3-screen video & sound installation, with images, text and transcripts of a simulated chat room conversation | 2003

In this installation (which also doubles as a piece of text-based one-act electronic theatre), transcripts of chat sessions constitute an electronic patchwork that also includes real and simulated audio recordings of conversations between call centre workers and their clients, images of a female larynx, the text of a re-worked Upanishadic dialogue, and video recordings of a spoken English class in Delhi. The work presents the map of the world as a grid of reflecting surfaces marked by shifting inequalities, and the call centre worker as a figure in this mirrored world, demanding a new understanding of the world, of what it means to labour, in a place, and across space. The transcripts occupy an interstitial semantic space with regard to veracity, poised somewhere between the fact of the ubiquitous practice of impersonation in the call centre industry, and the theatrical fiction of a ‘performance’ scripted for a chat room. 

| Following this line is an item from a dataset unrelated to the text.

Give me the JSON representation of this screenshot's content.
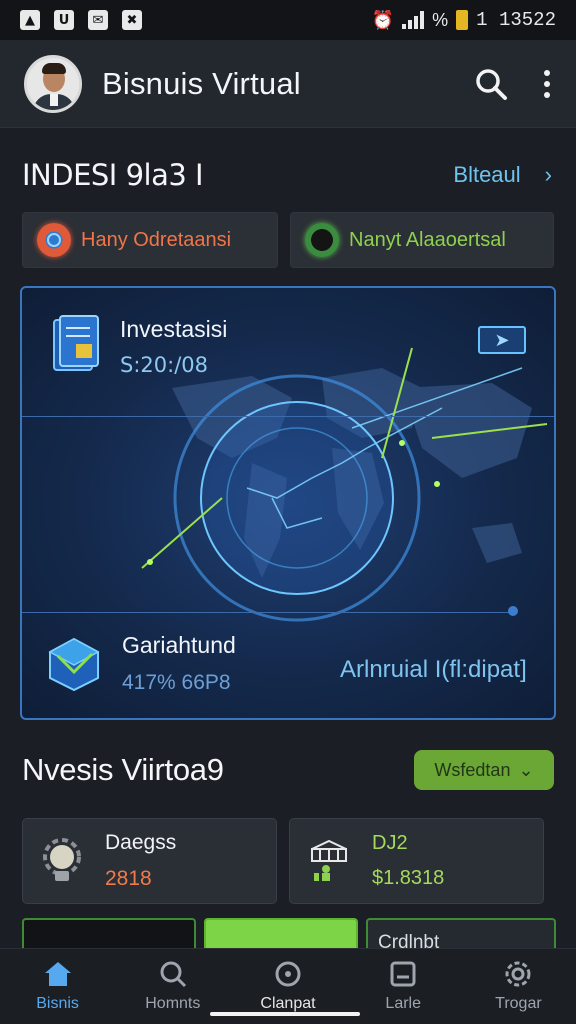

‘A/S/L?’ (Age/Sex/Location) is one of the most frequently asked queries in any conversation in cyberspace. While in a chat room, it may be an invitation to an online dalliance with its own rituals of masquerade and morphing, in the real world of translocated online labour, the query, if made, reveals a matrix of competing points of anchorage, as well as the contrary poles of gender and geography. A/S/L is a video + text installation on the lives of women workers in the online data outsourcing industry in India. The seemingly virtual character of online space needs to be recognized as one that is fashioned through the very real labour of those who work in the new economies. A/S/L destabilizes the geographical certitude of a map of the world that works on the basis of centres and ‘peripheries’ by pointing out that the map of online labour inverts these notions to create new constellations and dynamics of industrial concentration.

The installation is a meditation on this, new gendered geography of online labour, on the everyday journeys into cyberspace that hundreds of thousands of labouring women make across the world. It is a document and a dramatization of the questions that surround these daily migrations between online and off-line worlds. It addresses the viewer with video, text and sound within the framework of an on site installation.

— Monica Narula [Raqs Media Collective], 2004 

Exhibition History

Geography and the Politics of Mobility, Generali Foundation, Vienna, January-April 2003

Globalia, Frauen Museum, Bonn, 2004. Squeaky Wheel Foundation, USA, 2004

World Information City, Bangalore, November 2005

Govett-Brewster Gallery, New Plymouth, New Zealand, December 2005 – January 2006.